J'ai fini ma réparation, et en empruntant à Colette (pas la poupée !) une expression que j'aime beaucoup : je suis fière comme un pou sur ses pattes de derrière !
Pourtant, il n'y a pas de quoi : l'encolure est un peu plus droite et n'a plus tous ces trous et ces fissures, mais ils sont remplacés par des cicatrices ! Ensuite, le pauvre gars est loin d'avoir les patounes les plus belles du département, ni les bras : ils sont couverts de traces de pinceau, et la couleur n'est pas uniforme (je n'ai pas encore osé
emprunter le très précieux aérographe de Elise), sans oublier que mon vernis satiné, en séchant, s'est révélé trop brillant !
Globalement, il vaut mieux ne pas zoomer !
J'ai remonté toutes les pièces en remplaçant le ressort par du cordon élastique, mais en gardant les crochets. Les bras ne sont pas parfaitement plaqués car le "tunnel" de l'élastique dépasse un peu et les nouveaux bras sont moins creux au niveau de l'attache.

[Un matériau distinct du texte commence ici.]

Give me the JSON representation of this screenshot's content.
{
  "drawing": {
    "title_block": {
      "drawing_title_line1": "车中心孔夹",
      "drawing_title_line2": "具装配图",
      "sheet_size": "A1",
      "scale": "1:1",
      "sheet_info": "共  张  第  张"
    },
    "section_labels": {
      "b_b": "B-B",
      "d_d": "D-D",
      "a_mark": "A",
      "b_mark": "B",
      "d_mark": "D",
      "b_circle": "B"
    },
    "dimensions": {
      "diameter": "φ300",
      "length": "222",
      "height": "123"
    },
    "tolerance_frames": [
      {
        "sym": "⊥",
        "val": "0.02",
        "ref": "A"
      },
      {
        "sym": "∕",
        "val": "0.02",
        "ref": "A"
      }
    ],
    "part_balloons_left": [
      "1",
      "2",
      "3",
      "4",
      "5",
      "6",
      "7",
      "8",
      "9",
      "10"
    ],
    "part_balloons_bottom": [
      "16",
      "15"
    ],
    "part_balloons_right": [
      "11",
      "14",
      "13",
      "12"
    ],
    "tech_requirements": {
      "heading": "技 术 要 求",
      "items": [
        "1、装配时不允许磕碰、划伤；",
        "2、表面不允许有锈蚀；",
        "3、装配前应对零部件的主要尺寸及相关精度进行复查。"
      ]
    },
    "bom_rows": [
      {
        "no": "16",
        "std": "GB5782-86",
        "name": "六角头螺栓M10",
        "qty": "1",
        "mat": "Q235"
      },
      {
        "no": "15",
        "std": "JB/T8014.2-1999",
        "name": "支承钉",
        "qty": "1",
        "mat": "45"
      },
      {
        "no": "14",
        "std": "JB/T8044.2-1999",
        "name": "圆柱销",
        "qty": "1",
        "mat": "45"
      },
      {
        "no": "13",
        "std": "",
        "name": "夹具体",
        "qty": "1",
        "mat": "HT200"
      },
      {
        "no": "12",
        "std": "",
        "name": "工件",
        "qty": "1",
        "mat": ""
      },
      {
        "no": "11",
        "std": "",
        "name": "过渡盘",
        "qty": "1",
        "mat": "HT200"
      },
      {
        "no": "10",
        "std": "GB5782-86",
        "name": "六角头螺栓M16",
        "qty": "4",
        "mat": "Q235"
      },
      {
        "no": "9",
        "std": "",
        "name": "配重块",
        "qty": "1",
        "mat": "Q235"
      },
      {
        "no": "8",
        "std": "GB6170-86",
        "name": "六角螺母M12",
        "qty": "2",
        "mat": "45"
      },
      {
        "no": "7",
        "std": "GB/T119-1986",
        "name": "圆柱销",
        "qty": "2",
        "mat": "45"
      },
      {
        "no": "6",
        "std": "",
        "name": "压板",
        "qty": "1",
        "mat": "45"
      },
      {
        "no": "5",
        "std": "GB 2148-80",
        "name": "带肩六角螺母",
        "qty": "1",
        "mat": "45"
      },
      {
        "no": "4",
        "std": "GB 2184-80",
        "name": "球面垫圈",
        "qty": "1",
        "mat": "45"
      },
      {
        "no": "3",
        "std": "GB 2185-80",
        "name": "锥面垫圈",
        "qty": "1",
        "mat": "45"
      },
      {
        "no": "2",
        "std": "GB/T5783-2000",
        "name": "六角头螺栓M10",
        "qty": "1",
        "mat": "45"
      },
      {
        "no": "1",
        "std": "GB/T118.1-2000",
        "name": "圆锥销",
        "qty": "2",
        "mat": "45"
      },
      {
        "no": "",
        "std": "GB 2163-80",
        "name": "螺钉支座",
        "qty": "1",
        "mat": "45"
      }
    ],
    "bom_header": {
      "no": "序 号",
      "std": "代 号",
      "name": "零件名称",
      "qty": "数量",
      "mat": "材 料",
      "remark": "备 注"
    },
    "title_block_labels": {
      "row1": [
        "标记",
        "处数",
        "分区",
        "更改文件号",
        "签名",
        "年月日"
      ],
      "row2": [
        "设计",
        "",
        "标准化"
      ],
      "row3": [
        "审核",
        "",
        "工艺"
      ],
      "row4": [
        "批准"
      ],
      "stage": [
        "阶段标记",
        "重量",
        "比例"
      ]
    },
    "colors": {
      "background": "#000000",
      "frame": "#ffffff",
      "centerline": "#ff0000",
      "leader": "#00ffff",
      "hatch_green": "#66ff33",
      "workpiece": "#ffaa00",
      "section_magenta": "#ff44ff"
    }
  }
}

Les jambes tombent mal aussi, mais là, c'est d'origine : j'ai l'impression que pour les premiers modèles à jambes droites de chez Cellba, ils ont gardé le même corps que pour les jambes courbes, et la jambes ne s'adapte pas très bien surtout si on veut assoir la poupée.
Pour camoufler tout ça, je lui ai cousu un pyjama en adaptant un kit de Jaimeuze52 pour Françoise de M&T, et des pantoufles de feutrine qui ont été une plaie à faire, défaire, refaire (et qui ne sont même pas réussies)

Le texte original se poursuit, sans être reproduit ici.